Il magistrato che ha composto (o addirittura presieduto) il collegio che ha emesso sentenza di condanna può comporre (o presiedere) il collegio che deve decidere sulla applicabilità di misure di prevenzione nei confronti del medesimo soggetto e per lo stesso fatto?
Oppure può essere ricusato per essersi espresso in altro procedimento sui fatti oggetto della imputazione (art. 37 comma 1 lett. b cod. proc. pen.)?
La giurisprudenza di legittimità, sul punto, è divisa.
Infatti la sesta sezione della Corte di cassazione, con la sentenza n. 41975, depositata il giorno 11 ottobre 2019 (ribadendo quanto già deciso dalla quinta sezione con la sentenza n. 32077 del 2014), ha ritenuto che – nel caso sopra descritto – il magistrato fosse “ricusabile”.

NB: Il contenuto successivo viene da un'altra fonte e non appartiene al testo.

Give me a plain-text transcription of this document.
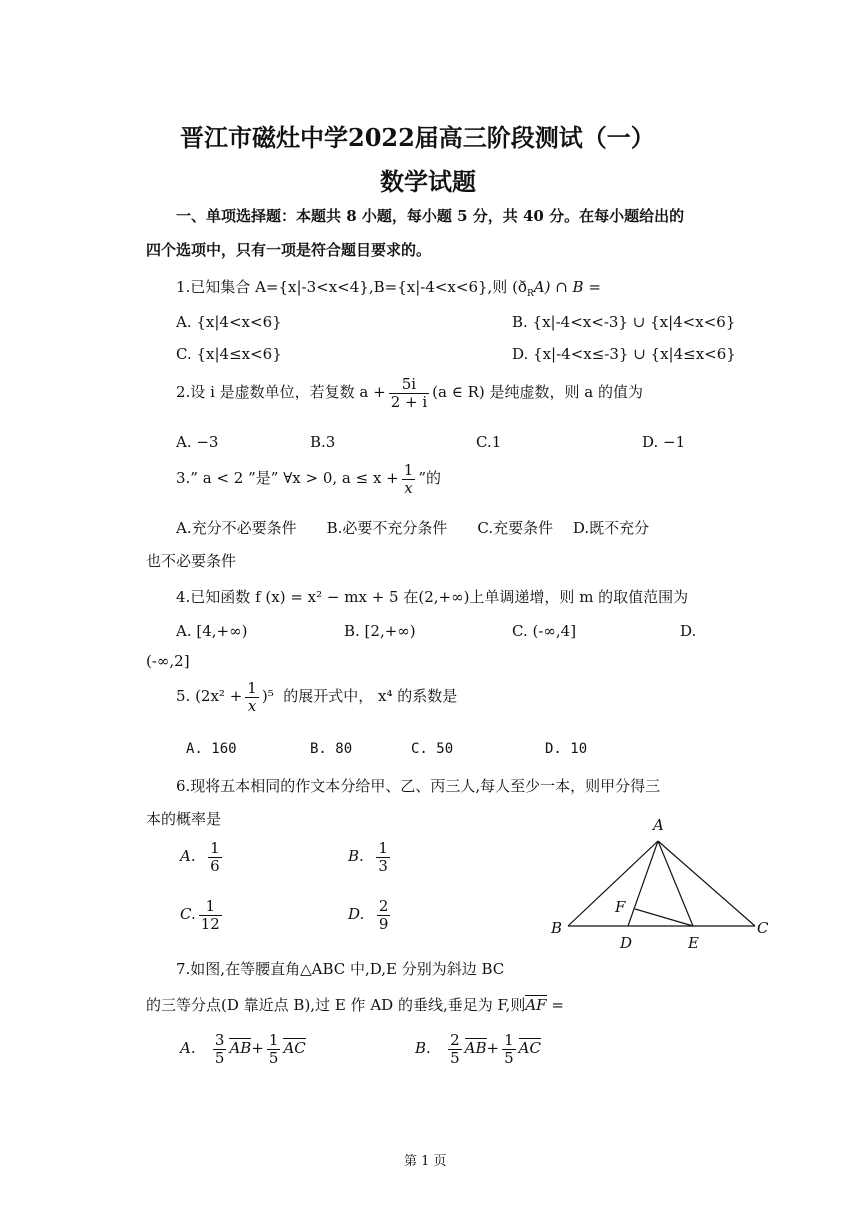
晋江市磁灶中学2022届高三阶段测试（一）
数学试题
一、单项选择题：本题共 8 小题，每小题 5 分，共 40 分。在每小题给出的
四个选项中，只有一项是符合题目要求的。
1.已知集合 A={x|-3<x<4},B={x|-4<x<6},则 $(ð_RA)$ ∩ B =
A. {x|4<x<6}	B. {x|-4<x<-3} ∪ {x|4<x<6}
C. {x|4≤x<6}	D. {x|-4<x≤-3} ∪ {x|4≤x<6}
2.设 i 是虚数单位，若复数 $a + \frac{5i}{2 + i} (a$ ∈ R) 是纯虚数，则 a 的值为
A. −3	B.3	C.1	D. −1
3.” a < 2 ”是” ∀x > 0, $a \le x + \frac{1}{x}$ ”的
A.充分不必要条件　　B.必要不充分条件　　C.充要条件　 D.既不充分
也不必要条件
4.已知函数 f (x) = x² − mx + 5 在(2,+∞)上单调递增，则 m 的取值范围为
A. [4,+∞)	B. [2,+∞)	C. (-∞,4]	D.
(-∞,2]
5. $(2x^2 + \frac{1}{x} )^5$ 的展开式中， x⁴ 的系数是
A. 160	B. 80	C. 50	D. 10
6.现将五本相同的作文本分给甲、乙、丙三人,每人至少一本，则甲分得三
本的概率是
A. $\frac{1}{6}$	B. $\frac{1}{3}$
C. $\frac{1}{12}$	D. $\frac{2}{9}$
A
B	C
D	E
F
7.如图,在等腰直角△ABC 中,D,E 分别为斜边 BC
的三等分点(D 靠近点 B),过 E 作 AD 的垂线,垂足为 F,则AF =
A. $\frac{3}{5} AB+ \frac{1}{5}$ AC	B. $\frac{2}{5} AB+ \frac{1}{5}$ AC
第 1 页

Ciò anche sulla base di due sentenze della Corte costituzionale (n. 283 del 2000 e n. 24 del 2019) proprio in tema di misure di prevenzione. Benché non abbiano natura penale, ha considerato il Giudice delle leggi, le suddette misure sono tuttavia fortemente afflittive e finiscono per incidere pesantemente su diritti fondamentali (libertà, proprietà, iniziativa privata).
Ciò spiega la progressiva “giurisdizionalizzazione” del procedimento di prevenzione e, quindi, la necessità di applicare, anche in tale settore, le regole e i principi del giusto processo.
La sesta sezione, in sintesi, rifacendosi oltretutto al dettato dell’art. 6 comma 1 CEDU, ha chiarito che, anche nel procedimento di prevenzione, è necessario che il giudicante sia indipendente e imparziale e tale non può essere chi ha già conosciuto “il merito” della questione da esaminare, pronunziandosi, per di più, in senso sfavorevole al proposto.
Esiste tuttavia, nella giurisprudenza di legittimità, una consistente e radicata opinione in senso contrario, rappresentata, nel tempo, dalle sentenze n. 43081 del 2016 della prima sezione, n. 23629 del 2018 della quinta sezione e n. 51793 del 2018 della stessa sesta sezione.
Anche tali pronunzie si rifanno alla Corte costituzionale e precisamente alla sentenza n. 106 del 2015, che rimarca la diversità, strutturale e funzionale, tra processo penale e procedimento di prevenzione.
Tale corrente giurisprudenziale ricorda come il giudizio del giudice della prevenzione sia meramente prognostico e non destinato alla inflizione di una pena e come l’istituto della ricusazione abbia carattere di eccezionalità. Conseguentemente esso non può ritenersi, analogicamente, operante in una “settore” nettamente distinto da quello all’interno del quale è stato previsto, atteso che il legislatore ha operato scelte radicalmente diversificate quando ha “disegnato” le due distinte procedure, tenendo conto delle specifiche finalità delle stesse.
Sembra dunque più che maturo il tempo per un intervento delle Sezioni unite.